E si è rivelato il modo straordinariamente coerente, di chi ha patrimonializzato ogni sua esperienza, anche la più stravagante, in uno strumento chiave per accrescere la propria competenza, per identificare in questo momento di crisi l’opportunità di cambiare finalmente il paradigma economico, trasformando la società dei consumi in una società capace di rispondere ai bisogni reali delle persone. Un’occasione che in pratica ci forzerà a cercare soluzioni più adattive ad alcune necessità che non possiamo ulteriormente ignorare, permettendoci di riattribuire il corretto valore alle cose, di riformulare la nostra gerarchia di valori e priorità.

La leadership che potrebbe essere definita come l’abilità di sfruttare una crisi per ottenere il più grande effetto possibile, e lo è stata se pensiamo a come fu affrontata la Grande Depressione negli anni Trenta con la creazione di efficaci modelli di welfare state, come si pone innanzi al dilemma dell’innovazione sociale?

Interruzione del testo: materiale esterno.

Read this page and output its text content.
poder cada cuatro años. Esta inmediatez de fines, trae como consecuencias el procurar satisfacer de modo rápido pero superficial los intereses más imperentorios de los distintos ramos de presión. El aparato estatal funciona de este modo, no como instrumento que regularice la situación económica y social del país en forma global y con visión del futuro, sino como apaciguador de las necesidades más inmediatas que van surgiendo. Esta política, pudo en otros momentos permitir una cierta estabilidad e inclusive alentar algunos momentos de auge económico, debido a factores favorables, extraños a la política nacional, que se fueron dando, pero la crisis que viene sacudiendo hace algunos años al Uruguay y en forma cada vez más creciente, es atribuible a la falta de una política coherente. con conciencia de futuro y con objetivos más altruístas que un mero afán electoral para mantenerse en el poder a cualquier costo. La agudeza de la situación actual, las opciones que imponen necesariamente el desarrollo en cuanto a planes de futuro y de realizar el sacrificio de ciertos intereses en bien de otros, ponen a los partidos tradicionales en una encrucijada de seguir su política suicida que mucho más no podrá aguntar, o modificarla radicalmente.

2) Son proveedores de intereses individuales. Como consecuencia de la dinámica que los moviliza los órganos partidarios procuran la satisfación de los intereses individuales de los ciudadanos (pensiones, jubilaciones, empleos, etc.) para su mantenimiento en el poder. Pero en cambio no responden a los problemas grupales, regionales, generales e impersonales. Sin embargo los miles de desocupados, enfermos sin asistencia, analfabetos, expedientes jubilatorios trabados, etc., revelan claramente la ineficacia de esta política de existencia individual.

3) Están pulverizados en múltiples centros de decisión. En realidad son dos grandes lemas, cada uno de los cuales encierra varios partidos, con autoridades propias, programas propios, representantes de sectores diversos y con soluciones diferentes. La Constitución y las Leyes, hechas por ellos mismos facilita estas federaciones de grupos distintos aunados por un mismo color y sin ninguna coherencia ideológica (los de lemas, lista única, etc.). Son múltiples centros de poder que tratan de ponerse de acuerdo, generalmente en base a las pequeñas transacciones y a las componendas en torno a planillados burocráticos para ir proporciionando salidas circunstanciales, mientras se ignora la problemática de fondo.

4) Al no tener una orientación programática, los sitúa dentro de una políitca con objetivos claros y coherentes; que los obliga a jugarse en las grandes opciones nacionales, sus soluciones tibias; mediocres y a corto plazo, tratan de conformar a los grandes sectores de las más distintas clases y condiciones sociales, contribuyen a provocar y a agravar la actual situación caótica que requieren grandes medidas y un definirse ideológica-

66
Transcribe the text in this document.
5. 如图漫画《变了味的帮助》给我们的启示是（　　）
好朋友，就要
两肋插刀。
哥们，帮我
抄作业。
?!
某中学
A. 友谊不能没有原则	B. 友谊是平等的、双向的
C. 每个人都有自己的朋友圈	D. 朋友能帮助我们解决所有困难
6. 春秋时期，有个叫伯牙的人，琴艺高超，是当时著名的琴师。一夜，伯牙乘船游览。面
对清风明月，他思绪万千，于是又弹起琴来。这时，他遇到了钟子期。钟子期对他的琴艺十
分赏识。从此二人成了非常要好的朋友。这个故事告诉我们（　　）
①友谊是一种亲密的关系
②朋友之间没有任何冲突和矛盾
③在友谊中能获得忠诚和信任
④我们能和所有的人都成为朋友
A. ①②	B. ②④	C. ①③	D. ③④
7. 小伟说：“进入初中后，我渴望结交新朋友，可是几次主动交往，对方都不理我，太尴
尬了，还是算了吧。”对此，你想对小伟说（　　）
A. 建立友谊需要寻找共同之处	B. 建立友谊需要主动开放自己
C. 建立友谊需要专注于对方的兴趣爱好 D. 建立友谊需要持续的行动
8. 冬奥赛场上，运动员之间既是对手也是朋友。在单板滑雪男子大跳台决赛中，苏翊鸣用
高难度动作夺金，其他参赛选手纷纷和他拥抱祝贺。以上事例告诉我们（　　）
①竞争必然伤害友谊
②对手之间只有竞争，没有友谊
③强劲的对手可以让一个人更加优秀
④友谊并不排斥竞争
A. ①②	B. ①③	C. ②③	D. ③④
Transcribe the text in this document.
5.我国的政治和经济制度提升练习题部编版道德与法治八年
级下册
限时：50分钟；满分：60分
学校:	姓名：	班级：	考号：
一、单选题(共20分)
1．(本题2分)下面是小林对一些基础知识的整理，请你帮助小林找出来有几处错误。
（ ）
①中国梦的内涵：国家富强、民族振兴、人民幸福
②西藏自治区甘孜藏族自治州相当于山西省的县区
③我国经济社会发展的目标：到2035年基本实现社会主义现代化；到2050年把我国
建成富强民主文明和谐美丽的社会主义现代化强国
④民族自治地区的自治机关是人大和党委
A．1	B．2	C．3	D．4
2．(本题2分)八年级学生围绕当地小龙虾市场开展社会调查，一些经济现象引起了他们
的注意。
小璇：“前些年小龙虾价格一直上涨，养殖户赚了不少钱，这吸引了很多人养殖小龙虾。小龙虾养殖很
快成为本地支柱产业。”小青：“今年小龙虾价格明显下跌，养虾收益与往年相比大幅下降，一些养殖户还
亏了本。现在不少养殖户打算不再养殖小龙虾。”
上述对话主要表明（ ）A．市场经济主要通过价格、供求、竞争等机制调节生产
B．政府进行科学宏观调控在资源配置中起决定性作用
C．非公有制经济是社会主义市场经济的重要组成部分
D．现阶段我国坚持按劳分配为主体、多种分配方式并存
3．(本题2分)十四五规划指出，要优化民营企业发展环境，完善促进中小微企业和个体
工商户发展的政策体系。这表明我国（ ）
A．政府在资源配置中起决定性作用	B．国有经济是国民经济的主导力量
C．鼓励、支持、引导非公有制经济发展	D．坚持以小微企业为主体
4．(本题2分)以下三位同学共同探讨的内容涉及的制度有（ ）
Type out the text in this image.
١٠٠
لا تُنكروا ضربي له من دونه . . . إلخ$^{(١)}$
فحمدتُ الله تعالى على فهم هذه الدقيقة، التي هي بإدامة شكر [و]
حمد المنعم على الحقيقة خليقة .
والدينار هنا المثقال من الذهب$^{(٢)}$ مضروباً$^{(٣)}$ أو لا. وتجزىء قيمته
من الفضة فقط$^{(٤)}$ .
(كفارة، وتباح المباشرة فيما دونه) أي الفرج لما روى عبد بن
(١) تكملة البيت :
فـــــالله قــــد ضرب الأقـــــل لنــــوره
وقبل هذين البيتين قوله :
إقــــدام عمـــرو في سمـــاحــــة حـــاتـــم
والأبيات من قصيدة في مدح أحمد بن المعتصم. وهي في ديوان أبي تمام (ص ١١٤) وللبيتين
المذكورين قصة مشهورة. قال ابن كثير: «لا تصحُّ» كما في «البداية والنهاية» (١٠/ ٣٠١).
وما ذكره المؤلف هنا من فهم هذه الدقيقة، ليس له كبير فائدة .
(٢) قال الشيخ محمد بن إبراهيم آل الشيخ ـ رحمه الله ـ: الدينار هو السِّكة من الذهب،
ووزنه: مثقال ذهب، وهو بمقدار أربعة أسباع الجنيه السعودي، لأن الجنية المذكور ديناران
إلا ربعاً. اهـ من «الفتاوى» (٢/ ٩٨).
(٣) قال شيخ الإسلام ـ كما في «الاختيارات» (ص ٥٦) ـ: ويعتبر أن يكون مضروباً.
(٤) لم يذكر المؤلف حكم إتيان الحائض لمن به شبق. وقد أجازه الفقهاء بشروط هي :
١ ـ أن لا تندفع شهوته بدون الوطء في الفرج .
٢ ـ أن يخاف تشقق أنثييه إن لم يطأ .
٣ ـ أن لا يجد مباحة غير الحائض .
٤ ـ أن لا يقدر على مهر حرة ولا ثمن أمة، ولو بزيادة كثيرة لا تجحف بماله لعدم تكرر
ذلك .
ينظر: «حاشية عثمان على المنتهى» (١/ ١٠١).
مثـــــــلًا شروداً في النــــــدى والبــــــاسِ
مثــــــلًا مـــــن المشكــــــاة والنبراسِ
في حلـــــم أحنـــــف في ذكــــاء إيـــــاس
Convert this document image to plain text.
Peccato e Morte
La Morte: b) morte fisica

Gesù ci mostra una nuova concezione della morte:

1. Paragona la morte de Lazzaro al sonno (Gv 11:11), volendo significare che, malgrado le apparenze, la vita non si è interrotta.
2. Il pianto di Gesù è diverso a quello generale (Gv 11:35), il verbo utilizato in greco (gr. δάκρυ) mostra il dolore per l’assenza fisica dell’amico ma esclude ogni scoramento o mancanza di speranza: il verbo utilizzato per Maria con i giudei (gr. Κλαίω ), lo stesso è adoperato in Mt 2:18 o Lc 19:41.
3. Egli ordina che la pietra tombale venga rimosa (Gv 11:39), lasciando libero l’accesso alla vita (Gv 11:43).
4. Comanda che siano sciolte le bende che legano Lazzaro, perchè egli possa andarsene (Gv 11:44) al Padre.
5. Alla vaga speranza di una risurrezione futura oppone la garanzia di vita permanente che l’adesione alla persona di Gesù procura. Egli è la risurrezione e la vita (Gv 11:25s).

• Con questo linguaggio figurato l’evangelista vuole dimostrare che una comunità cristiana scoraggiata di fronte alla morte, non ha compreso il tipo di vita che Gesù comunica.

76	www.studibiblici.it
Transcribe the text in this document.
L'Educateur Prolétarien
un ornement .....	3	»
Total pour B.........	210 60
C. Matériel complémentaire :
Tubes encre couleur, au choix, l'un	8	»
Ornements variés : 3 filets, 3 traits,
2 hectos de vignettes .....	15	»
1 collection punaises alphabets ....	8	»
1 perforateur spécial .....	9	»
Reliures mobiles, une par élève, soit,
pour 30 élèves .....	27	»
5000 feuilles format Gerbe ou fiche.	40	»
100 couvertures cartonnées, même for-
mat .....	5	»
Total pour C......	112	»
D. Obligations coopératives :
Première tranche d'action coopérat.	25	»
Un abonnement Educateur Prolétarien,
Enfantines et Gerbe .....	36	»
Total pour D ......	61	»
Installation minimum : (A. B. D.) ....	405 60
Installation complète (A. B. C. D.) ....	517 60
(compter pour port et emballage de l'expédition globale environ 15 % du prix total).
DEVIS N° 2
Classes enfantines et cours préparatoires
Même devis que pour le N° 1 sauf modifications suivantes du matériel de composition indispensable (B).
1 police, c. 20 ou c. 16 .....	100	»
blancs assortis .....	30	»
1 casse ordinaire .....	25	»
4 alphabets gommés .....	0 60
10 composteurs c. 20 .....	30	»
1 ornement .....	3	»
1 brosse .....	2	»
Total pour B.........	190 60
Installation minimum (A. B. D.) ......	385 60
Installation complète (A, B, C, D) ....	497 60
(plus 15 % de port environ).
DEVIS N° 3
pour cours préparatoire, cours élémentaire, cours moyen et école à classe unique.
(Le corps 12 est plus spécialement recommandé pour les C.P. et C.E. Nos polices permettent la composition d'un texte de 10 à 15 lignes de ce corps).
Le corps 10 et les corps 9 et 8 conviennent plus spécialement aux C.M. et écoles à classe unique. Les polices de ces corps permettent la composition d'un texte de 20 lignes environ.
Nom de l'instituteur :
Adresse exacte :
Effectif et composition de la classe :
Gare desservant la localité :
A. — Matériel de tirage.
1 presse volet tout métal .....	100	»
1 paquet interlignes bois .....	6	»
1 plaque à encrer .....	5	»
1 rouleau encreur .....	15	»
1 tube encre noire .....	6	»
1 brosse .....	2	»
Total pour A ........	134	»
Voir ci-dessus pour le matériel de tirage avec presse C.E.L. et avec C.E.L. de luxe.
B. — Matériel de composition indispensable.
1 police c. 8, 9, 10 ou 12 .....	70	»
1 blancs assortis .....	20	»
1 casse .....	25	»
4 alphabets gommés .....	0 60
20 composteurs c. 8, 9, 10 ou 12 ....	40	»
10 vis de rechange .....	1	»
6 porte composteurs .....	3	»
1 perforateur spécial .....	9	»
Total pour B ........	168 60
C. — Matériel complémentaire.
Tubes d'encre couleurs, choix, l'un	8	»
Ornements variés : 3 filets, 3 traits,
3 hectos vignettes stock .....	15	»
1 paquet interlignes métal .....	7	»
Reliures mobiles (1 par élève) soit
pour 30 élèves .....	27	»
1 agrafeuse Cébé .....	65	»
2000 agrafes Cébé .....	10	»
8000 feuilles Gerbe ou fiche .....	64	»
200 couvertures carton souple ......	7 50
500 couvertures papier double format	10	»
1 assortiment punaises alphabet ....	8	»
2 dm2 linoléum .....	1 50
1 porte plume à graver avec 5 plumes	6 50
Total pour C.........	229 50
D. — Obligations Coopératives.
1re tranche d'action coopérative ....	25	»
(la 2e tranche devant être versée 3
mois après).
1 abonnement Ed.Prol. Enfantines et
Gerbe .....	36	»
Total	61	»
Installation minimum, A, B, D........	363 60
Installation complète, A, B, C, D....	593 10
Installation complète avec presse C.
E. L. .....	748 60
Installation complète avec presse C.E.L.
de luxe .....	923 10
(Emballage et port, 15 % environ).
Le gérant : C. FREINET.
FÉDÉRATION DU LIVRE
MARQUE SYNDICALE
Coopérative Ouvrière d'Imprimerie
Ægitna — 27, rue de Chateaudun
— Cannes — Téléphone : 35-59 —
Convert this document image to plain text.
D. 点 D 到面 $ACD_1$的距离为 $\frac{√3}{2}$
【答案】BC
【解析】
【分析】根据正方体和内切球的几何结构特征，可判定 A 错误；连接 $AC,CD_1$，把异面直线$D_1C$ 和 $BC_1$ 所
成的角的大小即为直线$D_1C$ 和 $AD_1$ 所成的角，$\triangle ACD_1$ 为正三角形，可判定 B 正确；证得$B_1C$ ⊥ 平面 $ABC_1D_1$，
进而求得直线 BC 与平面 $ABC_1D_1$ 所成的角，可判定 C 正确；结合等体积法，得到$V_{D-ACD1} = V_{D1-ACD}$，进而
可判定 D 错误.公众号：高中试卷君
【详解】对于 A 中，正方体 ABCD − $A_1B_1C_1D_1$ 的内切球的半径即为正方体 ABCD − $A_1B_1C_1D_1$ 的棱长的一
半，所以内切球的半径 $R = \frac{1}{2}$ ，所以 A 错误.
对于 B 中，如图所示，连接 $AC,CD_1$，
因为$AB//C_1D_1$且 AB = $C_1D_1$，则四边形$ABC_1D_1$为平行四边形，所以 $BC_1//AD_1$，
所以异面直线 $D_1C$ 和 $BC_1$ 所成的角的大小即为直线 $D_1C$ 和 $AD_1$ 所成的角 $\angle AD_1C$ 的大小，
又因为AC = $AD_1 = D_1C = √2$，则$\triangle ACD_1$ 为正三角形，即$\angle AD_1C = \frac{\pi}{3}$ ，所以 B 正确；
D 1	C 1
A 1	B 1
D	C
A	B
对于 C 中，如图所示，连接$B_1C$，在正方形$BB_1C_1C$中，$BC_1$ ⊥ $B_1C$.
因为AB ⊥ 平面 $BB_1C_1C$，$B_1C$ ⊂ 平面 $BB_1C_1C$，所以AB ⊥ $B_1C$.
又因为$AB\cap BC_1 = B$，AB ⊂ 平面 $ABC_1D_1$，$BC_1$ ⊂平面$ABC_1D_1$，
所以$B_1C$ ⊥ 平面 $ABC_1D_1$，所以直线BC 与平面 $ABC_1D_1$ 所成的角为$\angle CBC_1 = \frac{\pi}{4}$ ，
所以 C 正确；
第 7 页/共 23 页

L’imponenza dei mezzi finanziari che, a livello europeo ma non solo, sono in corso di stanziamento fa sì che oggi si possano vedere attorno a noi i germogli di una discontinuità rispetto alle incongruenze dei tempi passati.

Il rischio non sarà di cozzare nei connotati di un’Arcadia ormai perduta e mitica, irriconoscibili in campo economico nella nostra era, in questo impero del digitale, dove ogni cosa è sempre più in funzione dell’immediato utilitarismo? Comunque, Bevilacqua si propone di offrirci la più dettagliata ed attenta diagnosi, attraverso uno studio molto scrupoloso della congiuntura. Esiste dunque un’opportunità in tal senso, senza che essa appaia la fisionomia di un’inguaribile utopia.

Si pone tuttavia una questione di « sociatria», di cura responsabile della società. Infatti, solo la costruzione innovativa di un’impalcatura ortopedica, cioè di una ricongiunzione del legame fra cittadini e forme di governo democratico, può ricostituire la base di una prospettiva di qualità di vita e giustizia sociale. Un humus culturale da ricreare; quello che abbiamo non solo si mostra obsoleto, ma non è più adatto alla contingenza, foriero di un deterioramento, con il quale possiamo prevedere soltanto parossismi sociali di un’intensità mai vista.

Possiamo anche non trovarci d’accordo con tutto questo. Obiettare è pur sempre un gesto compatibile con una nostra presenza attiva. Negare però può dimostrarsi anche in un modo di celare l’evidenza delle cose. Una negazione per svincolarci alle nostre responsabilità. Neghiamo per indifferenza, appunto.